L'influence des peintres mexicains sur les peintres chicanos
Sans
aucun doute, la peinture murale mexicaine du début du XXe siècle a
réussi à se transcender en tant qu'art le plus important de notre pays. En
raison de diverses circonstances, David Alfaro Siqueiros, José Clemente
Orozco et Diego Rivera ont produit des œuvres importantes aux
États-Unis, en plus de développer de multiples relations avec des
peintres américains (tels que Siqueiros et Jackson Pollock), mais c'est
avec des artistes chicanos qu'ils ont atteint former l'école.
Alors
que la nouvelle génération de peintres mexicains des années 1960 (José
Luis Cuevas et Vicente Rojo, parmi les plus en vue) se vantait que
l'École mexicaine de peinture était morte et que seul l'art abstrait
avait un sens, le mouvement artistique chicano reprit le style et les
symboles de la peinture murale mexicaine. La
peinture murale prolifère pour délimiter les quartiers de La Raza,
ainsi que des éléments du paysage mexicain et du surréalisme, qui ont
marqué le début de tout un mouvement artistique d'une grande importance
dans l'histoire des États-Unis.
En
la obra de Santa Barraza podemos apreciar esa influencia en la manera
en que la autora resuelve sus figuras siempre inmersas en un paisaje,
especialmente en el uso tan destacado y personal con el que trabaja la
planta del maguey, que da a sus representaciones un aspecto magnifique. On
peut également observer une nette influence de Frida Khalo dans
l'utilisation qu'elle fait de l'effigie féminine comme centre de la
composition, toujours au premier plan, comme les figures que l'artiste
nous présente dans : « Retable de La Llorona II », « La Malinche », « Nu
aux Alcatraces », parmi les plus remarquables.

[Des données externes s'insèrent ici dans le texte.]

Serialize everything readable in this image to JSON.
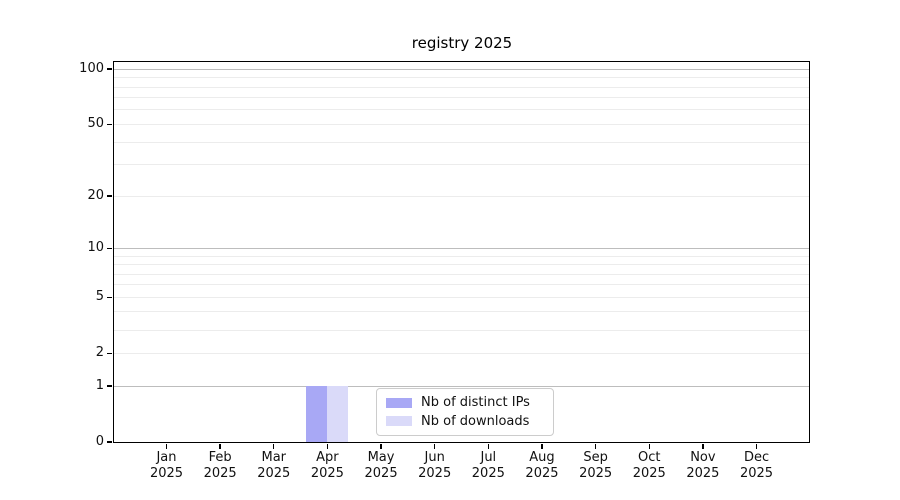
{
  "chart_data": {
    "type": "bar",
    "title": "registry 2025",
    "x_axis": {
      "months": [
        "Jan",
        "Feb",
        "Mar",
        "Apr",
        "May",
        "Jun",
        "Jul",
        "Aug",
        "Sep",
        "Oct",
        "Nov",
        "Dec"
      ],
      "year": "2025"
    },
    "y_axis": {
      "scale": "log10(1+value)",
      "ticks": [
        0,
        1,
        2,
        5,
        10,
        20,
        50,
        100
      ],
      "range": [
        0,
        110
      ],
      "major_gridlines": [
        1,
        10,
        100
      ],
      "minor_gridlines": [
        2,
        3,
        4,
        5,
        6,
        7,
        8,
        9,
        20,
        30,
        40,
        50,
        60,
        70,
        80,
        90
      ]
    },
    "series": [
      {
        "name": "Nb of distinct IPs",
        "color": "#a8a8f5",
        "values": [
          0,
          0,
          0,
          1,
          0,
          0,
          0,
          0,
          0,
          0,
          0,
          0
        ]
      },
      {
        "name": "Nb of downloads",
        "color": "#dadaf9",
        "values": [
          0,
          0,
          0,
          1,
          0,
          0,
          0,
          0,
          0,
          0,
          0,
          0
        ]
      }
    ],
    "legend": {
      "position": "lower center",
      "items": [
        "Nb of distinct IPs",
        "Nb of downloads"
      ]
    },
    "colors": {
      "background": "#ffffff",
      "spine": "#000000",
      "text": "#111111",
      "major_grid": "#bdbdbd",
      "minor_grid": "#ececec"
    }
  }
}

La resymbolisation et le drapeau de La Causa
Le mouvement artistique chicano nous offre une resymbolisation des éléments culturels mexicains ; nous
l'appelons resymbolisation parce qu'il ne s'agit ni d'une copie ni
d'une recréation, comme le prétendent certains critiques. La
resymbolisation va au-delà du formel, car elle est présentée
accompagnée de nouvelles relations, de cette partie de l'histoire
chicano qui n'avait pas été prise en compte jusqu'à ce que des artistes
comme Santa Barraza commencent à le faire.
"Nepantla"
est une œuvre très significative, car elle nous montre le maguey, le
nopal et les alcatraces comme les racines d'où émerge une femme
indigène, qui par sa taille et sa coiffure nous renvoie aux femmes
indigènes du nord du pays . La riche couleur de sa tenue ajourée nous rappelle la décoration des vaisseaux du désert. Elle
porte sur son dos deux grands symboles : la Vierge de Guadalupe et le
chantournage aztèque, la Vierge mère de tout un continent qui regarde le
monde, flanquée non plus d'anges mais du chantournage aztèque. Cette femme de dos, avec ses couleurs, ses broderies, sa tradition, est une image belle et forte.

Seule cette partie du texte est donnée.